Sorry, I had erroneously assumed tramp_vectors was page aligned. The
issue still stands -- we haven't accounted for bits 15:12, as those can
differ between tramp_vectors and __entry_tramp_data_start.

Thanks,
Mark.
Catalin Marinas March 23, 2020, 7:04 p.m. UTC | #4
On Mon, Mar 23, 2020 at 12:14:37PM +0000, Mark Rutland wrote:
> On Mon, Mar 23, 2020 at 02:08:53PM +0200, Rémi Denis-Courmont wrote:
> > Le maanantaina 23. maaliskuuta 2020, 14.07.00 EET Mark Rutland a écrit :
> > > On Thu, Mar 19, 2020 at 11:14:05AM +0200, Rémi Denis-Courmont wrote:
> > > > From: Rémi Denis-Courmont <remi.denis.courmont@huawei.com>
> > > > 
> > > > This switches from custom instruction patterns to the regular large
> > > > memory model sequence with ADRP and LDR. In doing so, the ADD
> > > > instruction can be eliminated in the SDEI handler, and the code no
> > > > longer assumes that the trampoline vectors and the vectors address both
> > > > start on a page boundary.
> > > > 
> > > > Signed-off-by: Rémi Denis-Courmont <remi.denis.courmont@huawei.com>
> > > > ---
> > > > 
> > > >  arch/arm64/kernel/entry.S | 9 ++++-----
> > > >  1 file changed, 4 insertions(+), 5 deletions(-)
> > > > 
> > > > diff --git a/arch/arm64/kernel/entry.S b/arch/arm64/kernel/entry.S
> > > > index e5d4e30ee242..24f828739696 100644
> > > > --- a/arch/arm64/kernel/entry.S
> > > > +++ b/arch/arm64/kernel/entry.S
> > > > @@ -805,9 +805,9 @@ alternative_else_nop_endif
> > > > 
> > > >  2:
> > > >  	tramp_map_kernel	x30
> > > >  
> > > >  #ifdef CONFIG_RANDOMIZE_BASE
> > > > 
> > > > -	adr	x30, tramp_vectors + PAGE_SIZE
> > > > +	adrp	x30, tramp_vectors + PAGE_SIZE
> > > > 
> > > >  alternative_insn isb, nop, ARM64_WORKAROUND_QCOM_FALKOR_E1003
> > > > 
> > > > -	ldr	x30, [x30]
> > > > +	ldr	x30, [x30, #:lo12:__entry_tramp_data_start]
> > > 
> > > I think this is busted for !4K kernels once we reduce the alignment of
> > > __entry_tramp_data_start.
> > > 
> > > The ADRP gives us a 64K aligned address (with bits 15:0 clear). The lo12
> > > relocation gives us bits 11:0, so we haven't accounted for bits 15:12.
> > 
> > IMU, ADRP gives a 4K aligned value, regardless of MMU (TCR) settings.
> 
> Sorry, I had erroneously assumed tramp_vectors was page aligned. The
> issue still stands -- we haven't accounted for bits 15:12, as those can
> differ between tramp_vectors and __entry_tramp_data_start.

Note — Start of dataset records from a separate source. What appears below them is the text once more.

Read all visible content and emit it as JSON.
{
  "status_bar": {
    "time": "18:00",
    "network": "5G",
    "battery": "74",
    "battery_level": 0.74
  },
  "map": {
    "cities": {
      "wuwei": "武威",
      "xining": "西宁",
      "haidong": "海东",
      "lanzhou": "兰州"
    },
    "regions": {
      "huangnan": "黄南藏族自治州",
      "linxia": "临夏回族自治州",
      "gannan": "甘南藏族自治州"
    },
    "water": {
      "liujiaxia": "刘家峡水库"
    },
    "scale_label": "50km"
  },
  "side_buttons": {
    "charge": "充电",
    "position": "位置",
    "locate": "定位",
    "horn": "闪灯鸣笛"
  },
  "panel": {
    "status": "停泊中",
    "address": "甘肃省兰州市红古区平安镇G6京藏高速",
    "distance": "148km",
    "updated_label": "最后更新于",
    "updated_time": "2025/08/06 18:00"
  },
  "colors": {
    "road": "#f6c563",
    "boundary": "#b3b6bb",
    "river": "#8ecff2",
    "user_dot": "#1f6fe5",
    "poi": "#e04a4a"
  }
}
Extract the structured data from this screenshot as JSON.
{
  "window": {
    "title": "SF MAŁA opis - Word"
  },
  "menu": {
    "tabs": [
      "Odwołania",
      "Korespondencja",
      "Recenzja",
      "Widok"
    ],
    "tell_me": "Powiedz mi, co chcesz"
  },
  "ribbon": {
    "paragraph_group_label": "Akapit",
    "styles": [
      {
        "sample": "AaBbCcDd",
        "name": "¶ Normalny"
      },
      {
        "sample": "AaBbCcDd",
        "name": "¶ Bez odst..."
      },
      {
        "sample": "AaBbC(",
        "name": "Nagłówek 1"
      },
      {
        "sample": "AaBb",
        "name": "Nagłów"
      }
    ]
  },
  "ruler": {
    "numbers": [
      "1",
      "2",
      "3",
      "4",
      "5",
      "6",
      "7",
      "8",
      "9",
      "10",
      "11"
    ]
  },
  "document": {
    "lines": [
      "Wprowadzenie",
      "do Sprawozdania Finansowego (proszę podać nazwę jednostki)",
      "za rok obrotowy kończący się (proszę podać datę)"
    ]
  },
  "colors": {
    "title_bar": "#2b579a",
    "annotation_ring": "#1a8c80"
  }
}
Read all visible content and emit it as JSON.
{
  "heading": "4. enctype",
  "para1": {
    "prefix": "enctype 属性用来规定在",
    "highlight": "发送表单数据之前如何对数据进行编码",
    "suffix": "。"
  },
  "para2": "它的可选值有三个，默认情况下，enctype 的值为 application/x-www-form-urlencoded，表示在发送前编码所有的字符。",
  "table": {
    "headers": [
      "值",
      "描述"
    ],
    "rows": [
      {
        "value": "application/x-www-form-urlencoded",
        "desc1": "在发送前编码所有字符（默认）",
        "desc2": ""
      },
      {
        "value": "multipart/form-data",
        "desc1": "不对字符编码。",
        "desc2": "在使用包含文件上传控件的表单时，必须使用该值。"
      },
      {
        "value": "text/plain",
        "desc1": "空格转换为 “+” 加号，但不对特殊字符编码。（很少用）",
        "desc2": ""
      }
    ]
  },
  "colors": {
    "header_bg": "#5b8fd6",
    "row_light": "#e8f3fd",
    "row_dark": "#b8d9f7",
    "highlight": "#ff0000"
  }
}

Should we just use adrp on __entry_tramp_data_start? Anyway, the diff
below doesn't solve the issue I'm seeing (only reverting patch 3).

diff --git a/arch/arm64/kernel/entry.S b/arch/arm64/kernel/entry.S
index ca1340eb46d8..4cc9d1df3985 100644
--- a/arch/arm64/kernel/entry.S
+++ b/arch/arm64/kernel/entry.S
@@ -810,7 +810,7 @@ alternative_else_nop_endif
 2:
 	tramp_map_kernel	x30
 #ifdef CONFIG_RANDOMIZE_BASE
-	adrp	x30, tramp_vectors + PAGE_SIZE
+	adrp	x30, __entry_tramp_data_start
 alternative_insn isb, nop, ARM64_WORKAROUND_QCOM_FALKOR_E1003
 	ldr	x30, [x30, #:lo12:__entry_tramp_data_start]
 #else
@@ -964,7 +964,7 @@ SYM_CODE_START(__sdei_asm_entry_trampoline)
 1:	str	x4, [x1, #(SDEI_EVENT_INTREGS + S_ORIG_ADDR_LIMIT)]
 
 #ifdef CONFIG_RANDOMIZE_BASE
-	adrp	x4, tramp_vectors + PAGE_SIZE
+	adrp	x4, __sdei_asm_trampoline_next_handler
 	ldr	x4, [x4, #:lo12:__sdei_asm_trampoline_next_handler]
 #else
 	ldr	x4, =__sdei_asm_handler
Rémi Denis-Courmont March 23, 2020, 8:42 p.m. UTC | #5
Le maanantaina 23. maaliskuuta 2020, 21.04.09 EET Catalin Marinas a écrit :
> On Mon, Mar 23, 2020 at 12:14:37PM +0000, Mark Rutland wrote:
> > On Mon, Mar 23, 2020 at 02:08:53PM +0200, Rémi Denis-Courmont wrote:
> > > Le maanantaina 23. maaliskuuta 2020, 14.07.00 EET Mark Rutland a écrit :
> > > > On Thu, Mar 19, 2020 at 11:14:05AM +0200, Rémi Denis-Courmont wrote:
> > > > > From: Rémi Denis-Courmont <remi.denis.courmont@huawei.com>
> > > > > 
> > > > > This switches from custom instruction patterns to the regular large
> > > > > memory model sequence with ADRP and LDR. In doing so, the ADD
> > > > > instruction can be eliminated in the SDEI handler, and the code no
> > > > > longer assumes that the trampoline vectors and the vectors address
> > > > > both
> > > > > start on a page boundary.
> > > > > 
> > > > > Signed-off-by: Rémi Denis-Courmont <remi.denis.courmont@huawei.com>
> > > > > ---
> > > > > 
> > > > >  arch/arm64/kernel/entry.S | 9 ++++-----
> > > > >  1 file changed, 4 insertions(+), 5 deletions(-)
> > > > > 
> > > > > diff --git a/arch/arm64/kernel/entry.S b/arch/arm64/kernel/entry.S
> > > > > index e5d4e30ee242..24f828739696 100644
> > > > > --- a/arch/arm64/kernel/entry.S
> > > > > +++ b/arch/arm64/kernel/entry.S
> > > > > @@ -805,9 +805,9 @@ alternative_else_nop_endif
> > > > > 
> > > > >  2:
> > > > >  	tramp_map_kernel	x30
> > > > >  
> > > > >  #ifdef CONFIG_RANDOMIZE_BASE
> > > > > 
> > > > > -	adr	x30, tramp_vectors + PAGE_SIZE
> > > > > +	adrp	x30, tramp_vectors + PAGE_SIZE
> > > > > 
> > > > >  alternative_insn isb, nop, ARM64_WORKAROUND_QCOM_FALKOR_E1003
> > > > > 
> > > > > -	ldr	x30, [x30]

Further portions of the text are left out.